Anton shrugged. “A prophet, a philosopher, a poet, a magician… I don’t know. Someone who would lead humanity toward the Light. Or perhaps a Mirror? Another Mirror, like Vi-taly Rogoza, only he would be on our side?”
“But Svetlana didn’t want to interfere,” Igor said with a nod. “The boy Egor was left with just his own destiny.”
“But then…” Anton began and stopped short. He didn’t know if he had the right to tell Igor the truth he had discovered, even under the protection of the amulet.
“But then Olga rewrote someone’s destiny with the other half of the Chalk,” Igor said with a laugh. “That’s an open secret already. The important thing is that the operation was successful anyway. Svetlana didn’t do it, but Olga did. And incidentally Gesar managed to have Olga rehabilitated.”
“Incidentally?” Anton queried, shaking his head. “Okay, let’s say incidentally… But that’s the second layer of the truth. I’m sure there’s a third layer too.”
“The third layer is the person whose destiny Olga rewrote. As soon as Zabulon heard she’d been rehabilitated, he
realized he’d been duped. Taken in by a simple diversionary maneuver. And the Dark Ones started looking. They checked poor Egor a dozen times-in case the Book of Destiny had been rewritten twice for him…”
“And how do you know that?”
“I was keeping an eye on the boy. Gesar told me to-it was obvious the Dark Ones would start looking for a trick.”
“And?”
“No, there were no tricks with Egor. It wasn’t his destiny that was rewritten.”
“Then whose was it?”
Igor looked into Anton’s eyes without saying anything. As if he didn’t have the right to say it himself.
“Svetlana’s?” Anton exclaimed in sudden realization. And he suddenly thought that in his place any Dark One would have squealed, “Mine?”
“It looks like it. A brilliant and elegant move. There was such an ocean of Power raging around her that it was impossible for anyone to notice what was being done with her Book of Destiny. And the Dark Ones can’t check her Book of Destiny-that would be as good as a declaration of war.”
“Gesar wants to accelerate Svetlana’s transformation into a Great Enchantress?”
“Out of the question. That’s a violation of the Treaty. Dig a bit deeper.”
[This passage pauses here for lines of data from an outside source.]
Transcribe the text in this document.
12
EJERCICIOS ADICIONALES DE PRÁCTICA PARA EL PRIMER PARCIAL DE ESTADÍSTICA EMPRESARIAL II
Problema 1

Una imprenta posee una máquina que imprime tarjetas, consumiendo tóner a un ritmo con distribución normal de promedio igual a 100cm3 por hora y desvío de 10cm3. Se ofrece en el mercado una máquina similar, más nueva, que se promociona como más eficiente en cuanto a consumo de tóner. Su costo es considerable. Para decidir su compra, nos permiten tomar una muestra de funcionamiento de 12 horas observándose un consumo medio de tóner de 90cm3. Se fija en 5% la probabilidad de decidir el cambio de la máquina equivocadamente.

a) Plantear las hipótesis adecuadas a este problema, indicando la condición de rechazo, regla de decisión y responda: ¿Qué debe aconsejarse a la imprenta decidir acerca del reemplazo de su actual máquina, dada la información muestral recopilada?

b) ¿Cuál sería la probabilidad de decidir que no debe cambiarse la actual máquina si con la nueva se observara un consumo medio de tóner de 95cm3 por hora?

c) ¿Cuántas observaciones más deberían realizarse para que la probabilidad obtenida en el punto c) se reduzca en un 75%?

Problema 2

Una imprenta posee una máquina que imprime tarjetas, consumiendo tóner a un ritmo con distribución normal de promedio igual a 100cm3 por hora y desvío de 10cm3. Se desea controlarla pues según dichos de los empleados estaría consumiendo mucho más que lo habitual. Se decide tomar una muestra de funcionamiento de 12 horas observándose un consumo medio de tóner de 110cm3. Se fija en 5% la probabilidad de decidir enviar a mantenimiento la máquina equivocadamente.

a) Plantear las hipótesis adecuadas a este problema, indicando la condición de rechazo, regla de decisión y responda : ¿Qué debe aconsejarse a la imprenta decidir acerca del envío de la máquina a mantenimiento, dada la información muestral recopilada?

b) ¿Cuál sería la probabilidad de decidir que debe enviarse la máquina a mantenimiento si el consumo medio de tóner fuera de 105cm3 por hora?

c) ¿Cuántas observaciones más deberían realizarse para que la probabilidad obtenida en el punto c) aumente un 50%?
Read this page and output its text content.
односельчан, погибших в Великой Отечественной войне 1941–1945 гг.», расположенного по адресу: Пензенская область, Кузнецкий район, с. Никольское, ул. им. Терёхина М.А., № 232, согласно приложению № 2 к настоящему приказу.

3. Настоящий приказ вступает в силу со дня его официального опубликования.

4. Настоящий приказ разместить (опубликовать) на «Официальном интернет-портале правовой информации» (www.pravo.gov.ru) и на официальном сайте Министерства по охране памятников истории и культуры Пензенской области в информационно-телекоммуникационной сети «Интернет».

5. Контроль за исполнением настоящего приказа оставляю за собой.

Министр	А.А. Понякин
Anton looked at the circles on the paper. He took a felt-tip pen and drew a bright scarlet line upward from Svetlana, then another circle where it ended. An empty circle.
“Yes,” said Igor. “Precisely. You know what time this is now, don’t you?”
“The end of the millennium…”
“Two thousand years since the birth of Jesus Christ;” Igor said with a laugh.
“Ieshua was a supreme Light magician,” said Anton. “I don’t even know if we can call him a magician… he was the Light itself… but… Gesar wants a second coming of the Messiah?”
“You said it, not me,” Igor replied. “Let’s drink… to the Light.”
Anton drank a full glass in total bewilderment. He shook his head. “No, but this… Igor, this is playing with the pure powers. With the foundations of the universe! How could he take the risk?”
“Anton, I’m certain that’s the way it was all planned. Judge for yourself-there’s a boom in religious faiths everywhere, one way or another everybody’s expecting either the end of the world or the Second Coming… but then, they’re the same thing.”
“Not everybody…” Anton protested. “Don’t exaggerate.”
“Not everybody, but enough people for the torrent of human expectations to start reshaping reality. And if you could just help things along a bit, if you could rewrite someone’s destiny… Gesar went for broke. Gesar wants to add someone new to our ranks, an Other so powerful that none of the Dark Ones will be able to match him. Not Zabulon, not a certain modest California farmer, not the owner of a small hotel in Spain, and not a popular Japanese singer… no one.”
“That might be true,” Anton admitted. “But Svetlana’s lost her Power now, and for a long time.”
“And what of it? Does that prevent her from having a child?”
“Stop,” said Anton, waving his hands in warning. “Now we’re getting ahead of ourselves! We can believe any hypothesis, but first let’s look at the other events. The Mirror, for instance.”